IFPUG Function Points

Having said that COSMIC FP are preferable over traditional IFPUG FP, the latter benefits from larger volumes of published and available benchmark data.  The IFPUG  sizing methodology was designed in the 1970’s when software design was less layered and segregated that it is nowadays.   The standards remains largely unchanged from its initial concept.  We like IFPUG FP, but we prefer COSMIC FP.  Simple Function Points is an approximation of IFPUG FP adopted by the organisation in 2019.  ScopeMaster estimates both IFPUG and Simple FP.

Counting Function Points Manually

Up until now, counting function points has been a laborious manual process  You need to read the requirements and then record the function point counts on paper, or in a spreadsheet.  Accurate and consistent counts are achieved only if the count is performed by certified and experienced function point specialist.  On average a certified measurer can measure up to 2000 FP/ week,  this is the equivalent of about $2m worth of software.  SLOW, ACCURATE

Estimating Function Point Size

Using some rules of thumb, estimated FP counts can be achieved by looking at a number of contributory factors.  If your application is predominantly a database type application, you can count the number of database tables of data being maintained by the application.  You then multiply the number of tables by 27-30 for an IFPUG estimation.  This is just one of many useful rules of thumb and should be not be relied upon for anything but a high level size.  Counting speed: 5,000 – 50,000 FP / person week  FAST, INACCURATE

Backfiring Function Points from Lines of Code

Most software language have published averages for lines of code per function point.  For example 50 lines of Java is, on average, equivalent to one function point.   Counting the lines of code and dividing by this number is called “backfiring”.  This is useful after the code has been written.   You need to be careful with this approach especially when using large volumes of pre-written frameworks which may need to be excluded from a custom code count.
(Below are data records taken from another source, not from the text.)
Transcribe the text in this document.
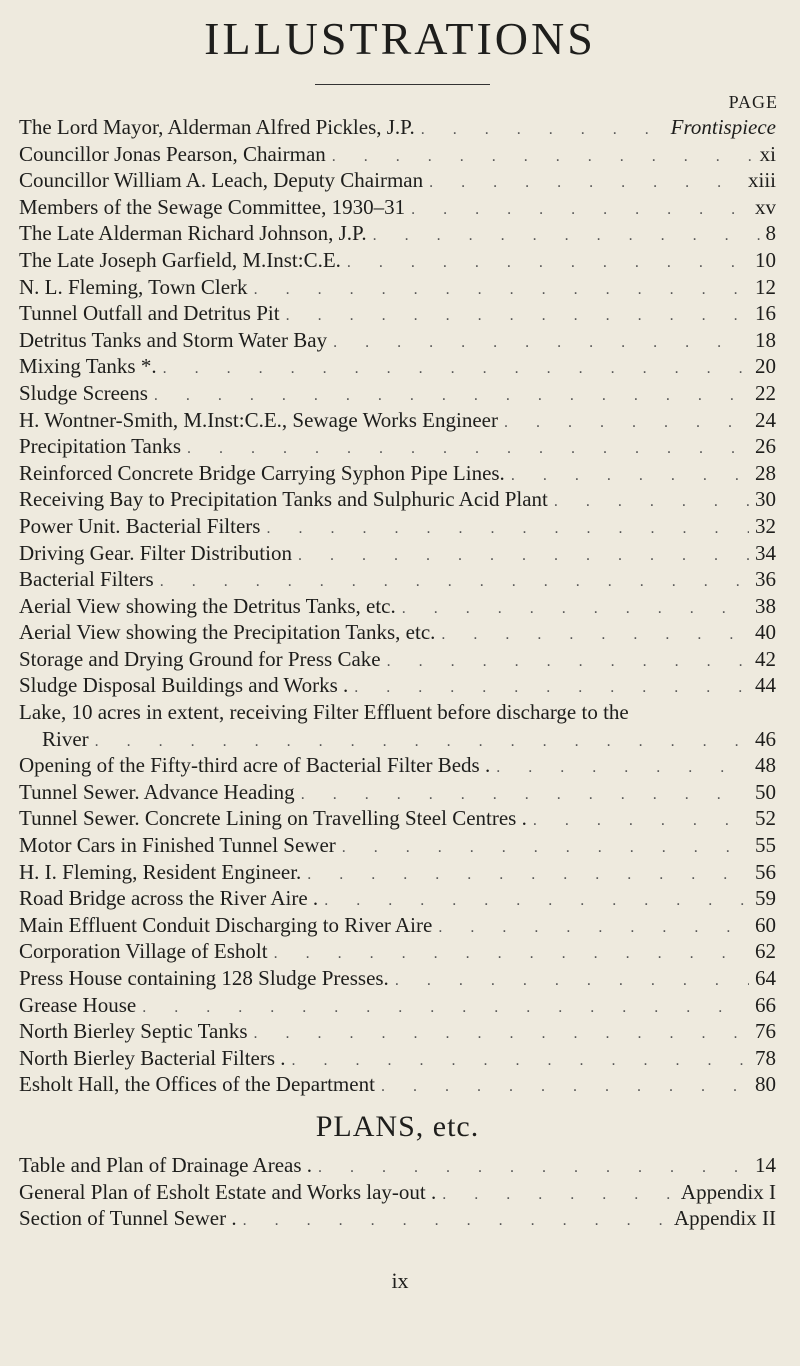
ILLUSTRATIONS
PAGE
The Lord Mayor, Alderman Alfred Pickles, J.P. . . .	Frontispiece
Councillor Jonas Pearson, Chairman . . .	xi
Councillor William A. Leach, Deputy Chairman . . .	xiii
Members of the Sewage Committee, 1930–31 . . .	xv
The Late Alderman Richard Johnson, J.P. . . .	8
The Late Joseph Garfield, M.Inst:C.E. . . .	10
N. L. Fleming, Town Clerk . . .	12
Tunnel Outfall and Detritus Pit . . .	16
Detritus Tanks and Storm Water Bay . . .	18
Mixing Tanks *. . . .	20
Sludge Screens . . .	22
H. Wontner-Smith, M.Inst:C.E., Sewage Works Engineer . . .	24
Precipitation Tanks . . .	26
Reinforced Concrete Bridge Carrying Syphon Pipe Lines. . . .	28
Receiving Bay to Precipitation Tanks and Sulphuric Acid Plant . . .	30
Power Unit. Bacterial Filters . . .	32
Driving Gear. Filter Distribution . . .	34
Bacterial Filters . . .	36
Aerial View showing the Detritus Tanks, etc. . . .	38
Aerial View showing the Precipitation Tanks, etc. . . .	40
Storage and Drying Ground for Press Cake . . .	42
Sludge Disposal Buildings and Works . . . .	44
Lake, 10 acres in extent, receiving Filter Effluent before discharge to the
River . . .	46
Opening of the Fifty-third acre of Bacterial Filter Beds . . . .	48
Tunnel Sewer. Advance Heading . . .	50
Tunnel Sewer. Concrete Lining on Travelling Steel Centres . . . .	52
Motor Cars in Finished Tunnel Sewer . . .	55
H. I. Fleming, Resident Engineer. . . .	56
Road Bridge across the River Aire . . . .	59
Main Effluent Conduit Discharging to River Aire . . .	60
Corporation Village of Esholt . . .	62
Press House containing 128 Sludge Presses. . . .	64
Grease House . . .	66
North Bierley Septic Tanks . . .	76
North Bierley Bacterial Filters . . . .	78
Esholt Hall, the Offices of the Department . . .	80
PLANS, etc.
Table and Plan of Drainage Areas . . . .	14
General Plan of Esholt Estate and Works lay-out . . . .	Appendix I
Section of Tunnel Sewer . . . .	Appendix II
ix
Counting speed: up to 5,000 FP / person week.  FAST, INACCURATE, MISLEADING

Automated Function Point Count from Code

It is now possible to automate function point counting from code.  The  Cast Software company have developed software that will perform a reliable Automated Function Point count based on existing application code.  It takes some effort to prepare the code so that it can be interpreted, thereafter a reliable count can be achieved. This is far superior to the backfiring approach.  It has the added benefit of providing deep insight into the application code.   FAST, CONSISTENT, ACCURATE

Automated COSMIC Function Point Sizing

Using ScopeMaster® you can benefit from an automated COSMIC function point count within a matter of minutes.  By analysing the text of the user requirements, we can detect the functional size (data movements).   ScopeMaster® will provide a consistent result with an accuracy in excess of 85% compared with a manual count by an expert measurer.

The results are consistent and transparent.  Combined with a manual check by a function point specialist, we see counting rates of 10,000 – 20,000 FP / per man week. (approximately $10- $20m of software) FAST, CONSISTENT, FAIRLY ACCURATE

function points information generated by ScopeMaster®

Some of the sizing analysis that ScopeMaster® generates automatically from your written user stories.

Conclusion

If you want to determine the size of an application from the written requirements you have two main choices: count function points manually or use ScopeMaster® to count them for you.  If you already have application code that you want to measure, then there are additional choices: backfire from the lines of code, estimate from technical components (e.g. based on a database table count), or look at the automation of functional sizing from CAST Software.